ここで謂う所の「通常」とは平均ということです。経済は、一時的にデフレに陥ることはあっても、長期的には成長するので、インフレになります。だから、平均としての通常は、穏やかなインフレであり、インフレ・ターゲットの目標は、経済を穏やかなインフレにすることです。もしも、長期的にデフレが続くことが正常だと思っているなら、その人は資本主義を信じていないということになります。資本主義とは、「生産手段が私有された経済」以上のもので、富をすべて消費せずに、さらなる富の拡大生産のために投資するという思想です。富がどんどん増えていくのだから、貨幣価値は下落しなければなりません。
それこそがリフレ政策の狙いです。デフレでは、人々は投資や融資をせずに、価値が高まると期待される法定通貨を持とうとします。

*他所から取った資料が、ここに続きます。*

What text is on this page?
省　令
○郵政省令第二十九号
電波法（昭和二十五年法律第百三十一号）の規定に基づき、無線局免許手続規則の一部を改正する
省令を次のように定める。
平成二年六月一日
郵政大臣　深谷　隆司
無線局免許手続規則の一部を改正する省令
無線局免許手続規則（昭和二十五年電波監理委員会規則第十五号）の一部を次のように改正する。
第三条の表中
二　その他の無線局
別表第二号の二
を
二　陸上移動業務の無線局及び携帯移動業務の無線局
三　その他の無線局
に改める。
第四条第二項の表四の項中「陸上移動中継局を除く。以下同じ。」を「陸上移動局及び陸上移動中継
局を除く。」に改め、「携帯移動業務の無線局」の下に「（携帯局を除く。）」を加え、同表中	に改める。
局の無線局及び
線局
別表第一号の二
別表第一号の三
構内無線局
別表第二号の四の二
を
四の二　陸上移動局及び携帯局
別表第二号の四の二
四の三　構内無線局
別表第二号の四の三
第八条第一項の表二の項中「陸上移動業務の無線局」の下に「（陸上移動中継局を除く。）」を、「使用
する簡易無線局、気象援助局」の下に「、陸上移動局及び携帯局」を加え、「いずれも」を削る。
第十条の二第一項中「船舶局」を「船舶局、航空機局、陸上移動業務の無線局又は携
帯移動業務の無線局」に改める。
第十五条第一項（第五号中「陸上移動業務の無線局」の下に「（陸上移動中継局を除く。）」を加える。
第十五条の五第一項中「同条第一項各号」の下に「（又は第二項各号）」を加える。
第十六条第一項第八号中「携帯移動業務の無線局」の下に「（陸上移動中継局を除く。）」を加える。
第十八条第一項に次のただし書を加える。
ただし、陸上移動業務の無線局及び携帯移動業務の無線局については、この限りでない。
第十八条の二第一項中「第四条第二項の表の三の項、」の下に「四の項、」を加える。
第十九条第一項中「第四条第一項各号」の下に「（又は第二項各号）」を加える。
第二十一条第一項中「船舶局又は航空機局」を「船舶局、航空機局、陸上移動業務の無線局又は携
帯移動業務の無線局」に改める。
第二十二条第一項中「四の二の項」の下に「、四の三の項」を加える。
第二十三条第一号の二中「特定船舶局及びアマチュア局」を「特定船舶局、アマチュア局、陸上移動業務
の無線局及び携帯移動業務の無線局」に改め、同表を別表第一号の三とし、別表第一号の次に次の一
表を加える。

それを止めさせ、民間発行の通貨もどきである株や社債を持たせるように動機付けるべく、リフレ政策を行うのです。
既に市中に出回っている株や社債が、プロパタリアンさんが謂う所の「民間の優良事業」が発行する「購買力が高まると期待できる貨幣」です。リフレ政策は、法定通貨を優遇するどころか、むしろ冷遇する政策なのです。民間発行の通貨もどきの利用を推奨しようとするリフレ政策にプロパタリアンさんが反対する理由は何なのですか。
株でも、最小限の「知識や手数料・取引コスト」で分散投資し、確実に資産を増やす方法があります。それは、インデックス投信を買って、長期間保有し続けるという方法です。ウォーレン・バフェットは、知識のない投資家にS&P500に連動する投資信託の保有を推奨していますが、もっとリスクを分散する方法として、MSCIの先進国株式インデックス・ファンドがあります。
株は、短期的には下落することはあるし、一つの銘柄なら、会社が倒産して無価値になることもあります。しかし、世界の主要企業の株式で構成されるインデックス・ファンドを10年以上保有し続ければ、非常に高い確率で、資産を増やすことができます。それは、既に述べたように、資本主義社会は、長期的には富を増やし続けるからです。
言葉というものは、表面的に同じでも、使っている人により意味が違います。オーストリア学派といっても色々な経済学者がいるし、同じ経済学者でも時代とともに考えが変わるので、どういう意味で使っているかは、使用者が自分の言葉で説明するべきです。
現在、民間は、保有する金などの商品貨幣の量とは無関係に、自由に通貨もどき(貨幣代用物)を発行することができるのですが、その自由を制限しろというのですか。プロパタリアンさんが民間による通貨発行の自由を肯定しているのか否定しているのか、わからなくなってきました。私には、これは政府による不当な自由の制限に思えます。
しかも、それがデフレ(通貨収縮)をもたらさないというのはどういうことですか。通貨が膨張したり収縮したりする上で重要なのは、広義のマネー・サプライです。商品貨幣で発行を制限すると、民間での信用創造が行われなくなります。現在の中央銀行は、保有する金以上のベース・マネーを供給しているので、プロパタリアンさんの提案に従えば、ベース・マネーだけでなく、広義のマネー・サプライも大幅に減少し、とんでもない通貨収縮になります。生産活動は壊滅的に落ち込み、大量の失業者が巷に溢れ、人々は阿鼻叫喚の生活苦に陥ることになるでしょう。